The best time to pick a yellow squash is when it is still relatively small. It is ready to be picked when it is about six inches long. If you let it grow much longer the skin will become thick and bitter. The best flavor will also come when it is about 6 inches long.
The squash will be a bright yellow color with few bruises or spots. It will be between 6 and 14 inches in length, firm and pull away from the vine and stems easily. It will also have a very faint scent and no holes from pests that have crawled inside.
Yellow squash will often produce small hard-like bumps along the entire outer skin, when it is ripe and ready to eat. It will also be firm, but not hard, and have a light hollow sound when you 'knock' on it.
Yellow Squash is ready to be picked when it's a solid yellow color and three to four inches long. I usually wait until it is about six to eight inches long, but it's a matter of preference. It'll be more tender the smaller and younger it is. As it gets older and longer it loses flavor and gets tougher.
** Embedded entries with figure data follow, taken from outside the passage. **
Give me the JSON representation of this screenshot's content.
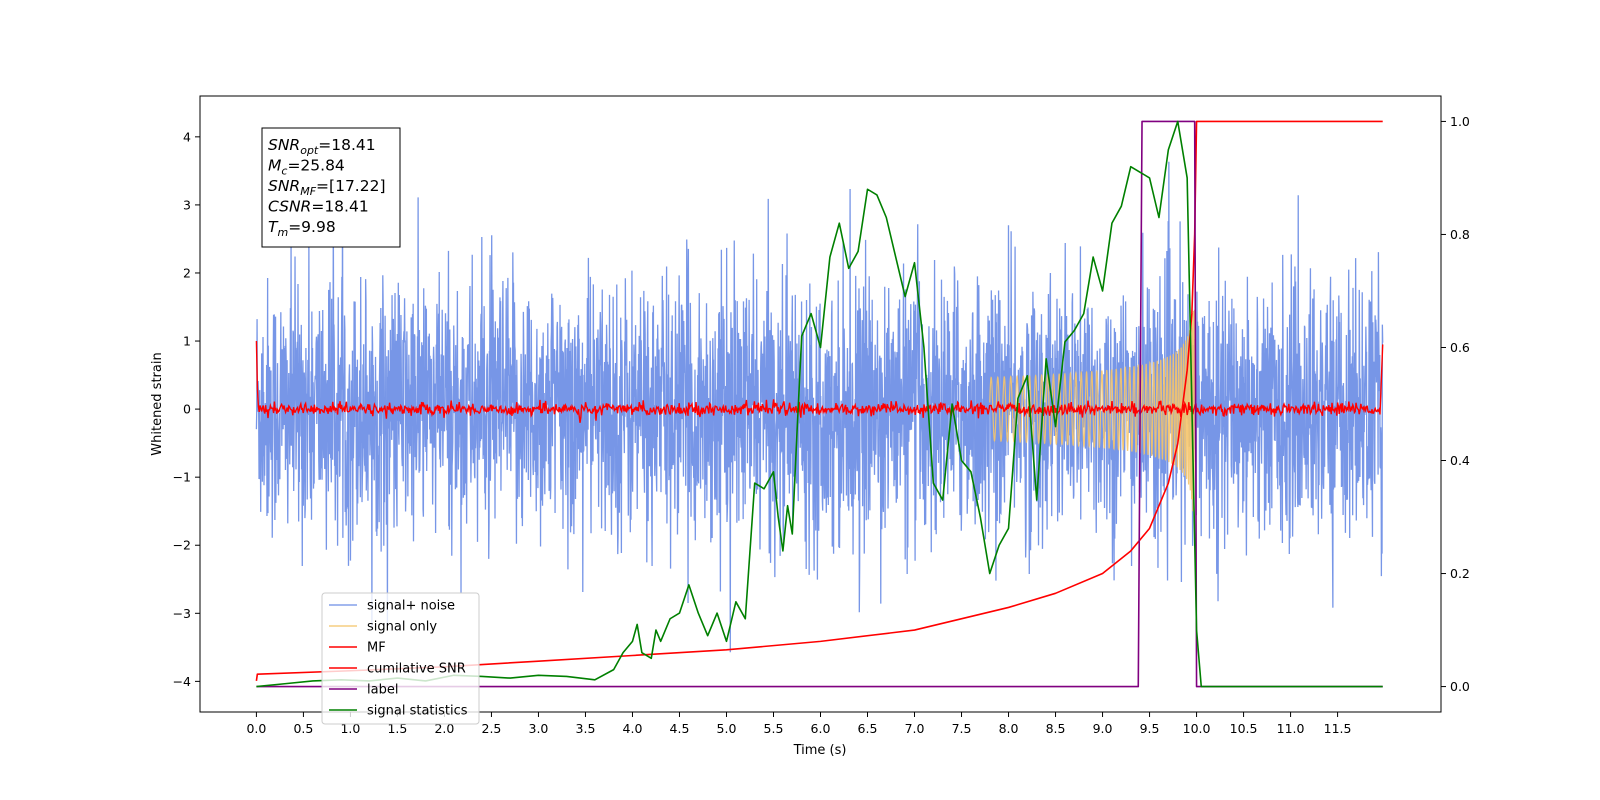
{
  "chart_data": {
    "type": "line",
    "xlabel": "Time (s)",
    "ylabel": "Whitened strain",
    "xlim": [
      -0.6,
      12.6
    ],
    "ylim": [
      -4.45,
      4.6
    ],
    "y2lim": [
      -0.045,
      1.045
    ],
    "xticks": [
      0.0,
      0.5,
      1.0,
      1.5,
      2.0,
      2.5,
      3.0,
      3.5,
      4.0,
      4.5,
      5.0,
      5.5,
      6.0,
      6.5,
      7.0,
      7.5,
      8.0,
      8.5,
      9.0,
      9.5,
      10.0,
      10.5,
      11.0,
      11.5
    ],
    "xtick_labels": [
      "0.0",
      "0.5",
      "1.0",
      "1.5",
      "2.0",
      "2.5",
      "3.0",
      "3.5",
      "4.0",
      "4.5",
      "5.0",
      "5.5",
      "6.0",
      "6.5",
      "7.0",
      "7.5",
      "8.0",
      "8.5",
      "9.0",
      "9.5",
      "10.0",
      "10.5",
      "11.0",
      "11.5"
    ],
    "yticks": [
      -4,
      -3,
      -2,
      -1,
      0,
      1,
      2,
      3,
      4
    ],
    "ytick_labels": [
      "−4",
      "−3",
      "−2",
      "−1",
      "0",
      "1",
      "2",
      "3",
      "4"
    ],
    "y2ticks": [
      0.0,
      0.2,
      0.4,
      0.6,
      0.8,
      1.0
    ],
    "y2tick_labels": [
      "0.0",
      "0.2",
      "0.4",
      "0.6",
      "0.8",
      "1.0"
    ],
    "grid": false,
    "legend_position": "lower-left",
    "annotation": {
      "lines": [
        {
          "base": "SNR",
          "sub": "opt",
          "rest": "=18.41"
        },
        {
          "base": "M",
          "sub": "c",
          "rest": "=25.84"
        },
        {
          "base": "SNR",
          "sub": "MF",
          "rest": "=[17.22]"
        },
        {
          "base": "CSNR",
          "sub": "",
          "rest": "=18.41"
        },
        {
          "base": "T",
          "sub": "m",
          "rest": "=9.98"
        }
      ]
    },
    "series": [
      {
        "name": "signal+ noise",
        "color": "#7090e6",
        "axis": "left",
        "description_range": [
          -3.7,
          4.15
        ],
        "t_start": 0.0,
        "t_end": 11.98
      },
      {
        "name": "signal only",
        "color": "#f5c46a",
        "axis": "left",
        "chirp_merger_time": 9.98,
        "chirp_peak_amplitude": 1.5
      },
      {
        "name": "MF",
        "color": "#ff0000",
        "axis": "left",
        "start_value": 1.0,
        "baseline": 0.0,
        "end_value": 0.95
      },
      {
        "name": "cumilative SNR",
        "color": "#ff0000",
        "axis": "right",
        "x": [
          0.0,
          0.01,
          1.0,
          2.0,
          3.0,
          4.0,
          5.0,
          6.0,
          7.0,
          8.0,
          8.5,
          9.0,
          9.3,
          9.5,
          9.7,
          9.8,
          9.9,
          9.95,
          9.98,
          10.0,
          10.5,
          11.0,
          11.5,
          11.98
        ],
        "y": [
          0.01,
          0.022,
          0.028,
          0.035,
          0.045,
          0.055,
          0.065,
          0.08,
          0.1,
          0.14,
          0.165,
          0.2,
          0.24,
          0.28,
          0.36,
          0.43,
          0.56,
          0.66,
          0.8,
          1.0,
          1.0,
          1.0,
          1.0,
          1.0
        ]
      },
      {
        "name": "label",
        "color": "#800080",
        "axis": "right",
        "x": [
          0.0,
          9.38,
          9.42,
          9.98,
          10.0,
          11.98
        ],
        "y": [
          0.0,
          0.0,
          1.0,
          1.0,
          0.0,
          0.0
        ]
      },
      {
        "name": "signal statistics",
        "color": "#008000",
        "axis": "right",
        "x": [
          0.0,
          0.3,
          0.6,
          0.9,
          1.2,
          1.5,
          1.8,
          2.1,
          2.4,
          2.7,
          3.0,
          3.3,
          3.6,
          3.8,
          3.9,
          4.0,
          4.05,
          4.1,
          4.2,
          4.25,
          4.3,
          4.4,
          4.5,
          4.6,
          4.7,
          4.8,
          4.9,
          5.0,
          5.1,
          5.2,
          5.3,
          5.4,
          5.5,
          5.55,
          5.6,
          5.65,
          5.7,
          5.75,
          5.8,
          5.9,
          6.0,
          6.1,
          6.2,
          6.3,
          6.4,
          6.5,
          6.6,
          6.7,
          6.8,
          6.9,
          7.0,
          7.1,
          7.2,
          7.3,
          7.4,
          7.5,
          7.6,
          7.7,
          7.8,
          7.9,
          8.0,
          8.1,
          8.2,
          8.3,
          8.4,
          8.5,
          8.6,
          8.7,
          8.8,
          8.9,
          9.0,
          9.1,
          9.2,
          9.3,
          9.4,
          9.5,
          9.6,
          9.7,
          9.8,
          9.9,
          9.95,
          10.0,
          10.05,
          10.2,
          10.5,
          11.0,
          11.5,
          11.98
        ],
        "y": [
          0.0,
          0.005,
          0.01,
          0.012,
          0.01,
          0.015,
          0.01,
          0.02,
          0.018,
          0.015,
          0.02,
          0.018,
          0.012,
          0.03,
          0.06,
          0.08,
          0.11,
          0.06,
          0.05,
          0.1,
          0.08,
          0.12,
          0.13,
          0.18,
          0.13,
          0.09,
          0.13,
          0.08,
          0.15,
          0.12,
          0.36,
          0.35,
          0.38,
          0.3,
          0.24,
          0.32,
          0.27,
          0.45,
          0.62,
          0.66,
          0.6,
          0.76,
          0.82,
          0.74,
          0.77,
          0.88,
          0.87,
          0.83,
          0.76,
          0.69,
          0.75,
          0.6,
          0.36,
          0.33,
          0.5,
          0.4,
          0.38,
          0.3,
          0.2,
          0.25,
          0.28,
          0.51,
          0.55,
          0.33,
          0.58,
          0.46,
          0.61,
          0.63,
          0.66,
          0.76,
          0.7,
          0.82,
          0.85,
          0.92,
          0.91,
          0.9,
          0.83,
          0.95,
          1.0,
          0.9,
          0.5,
          0.1,
          0.0,
          0.0,
          0.0,
          0.0,
          0.0,
          0.0
        ]
      }
    ]
  }
}
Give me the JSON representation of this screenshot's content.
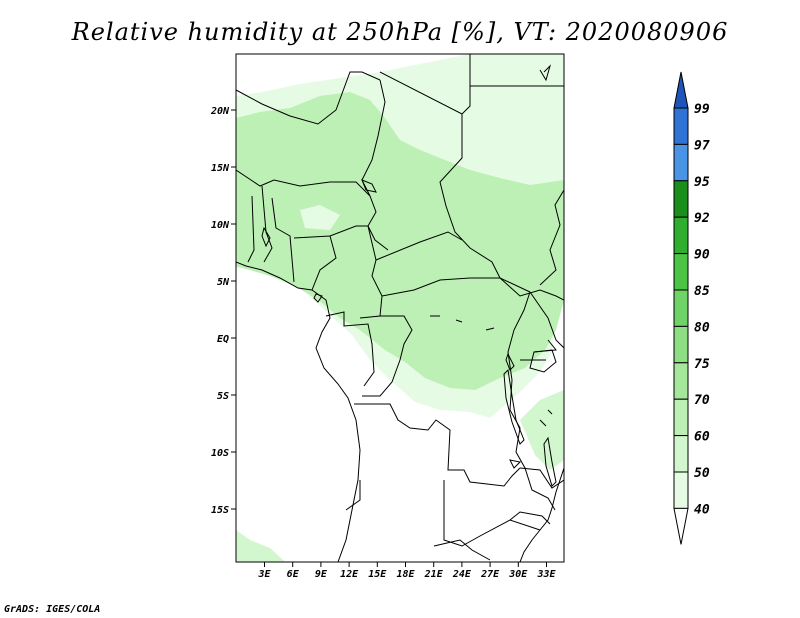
{
  "title": "Relative humidity at 250hPa [%], VT: 2020080906",
  "credit": "GrADS: IGES/COLA",
  "colors": {
    "land_line": "#000000",
    "frame": "#000000",
    "shade_40": "#e6fbe4",
    "shade_50": "#d2f6cd",
    "shade_60": "#bdf0b5",
    "shade_70": "#a5e89c",
    "shade_75": "#8edf84",
    "shade_80": "#6fd468",
    "shade_85": "#4cc547",
    "shade_90": "#2fae2f",
    "shade_92": "#1c8e1c",
    "shade_95": "#4a94e6",
    "shade_97": "#2f73d5",
    "shade_99": "#1e55b8"
  },
  "map": {
    "lat_labels": [
      "20N",
      "15N",
      "10N",
      "5N",
      "EQ",
      "5S",
      "10S",
      "15S"
    ],
    "lon_labels": [
      "3E",
      "6E",
      "9E",
      "12E",
      "15E",
      "18E",
      "21E",
      "24E",
      "27E",
      "30E",
      "33E"
    ],
    "extent": {
      "lon_min": 0,
      "lon_max": 35,
      "lat_min": -20,
      "lat_max": 24
    }
  },
  "colorbar": {
    "levels": [
      "99",
      "97",
      "95",
      "92",
      "90",
      "85",
      "80",
      "75",
      "70",
      "60",
      "50",
      "40"
    ],
    "segment_colors": [
      "#1e55b8",
      "#2f73d5",
      "#4a94e6",
      "#1c8e1c",
      "#2fae2f",
      "#4cc547",
      "#6fd468",
      "#8edf84",
      "#a5e89c",
      "#bdf0b5",
      "#d2f6cd",
      "#e6fbe4",
      "#ffffff"
    ]
  }
}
Squash is determined to be picked by how long the actual squash is not by the blooming flowers like some people believe. You can pick it when it is only about 4 inches long and it will be nice and tender. Usually it is picked between five and seven inches long however.
The best tell-tale sign I have found is when the vine it's growing from becomes a brownish color and shrivels slightly, and the squash is a dull yellow.
Yellow squash is ready to be picked when there is no longer a yellow flower on the plant. The squash needs to be big enough to eat (at least 2 or 3 inches long). Actually, you can pick the squash at whatever size you would like it to be, but it is best when it comes off the vine.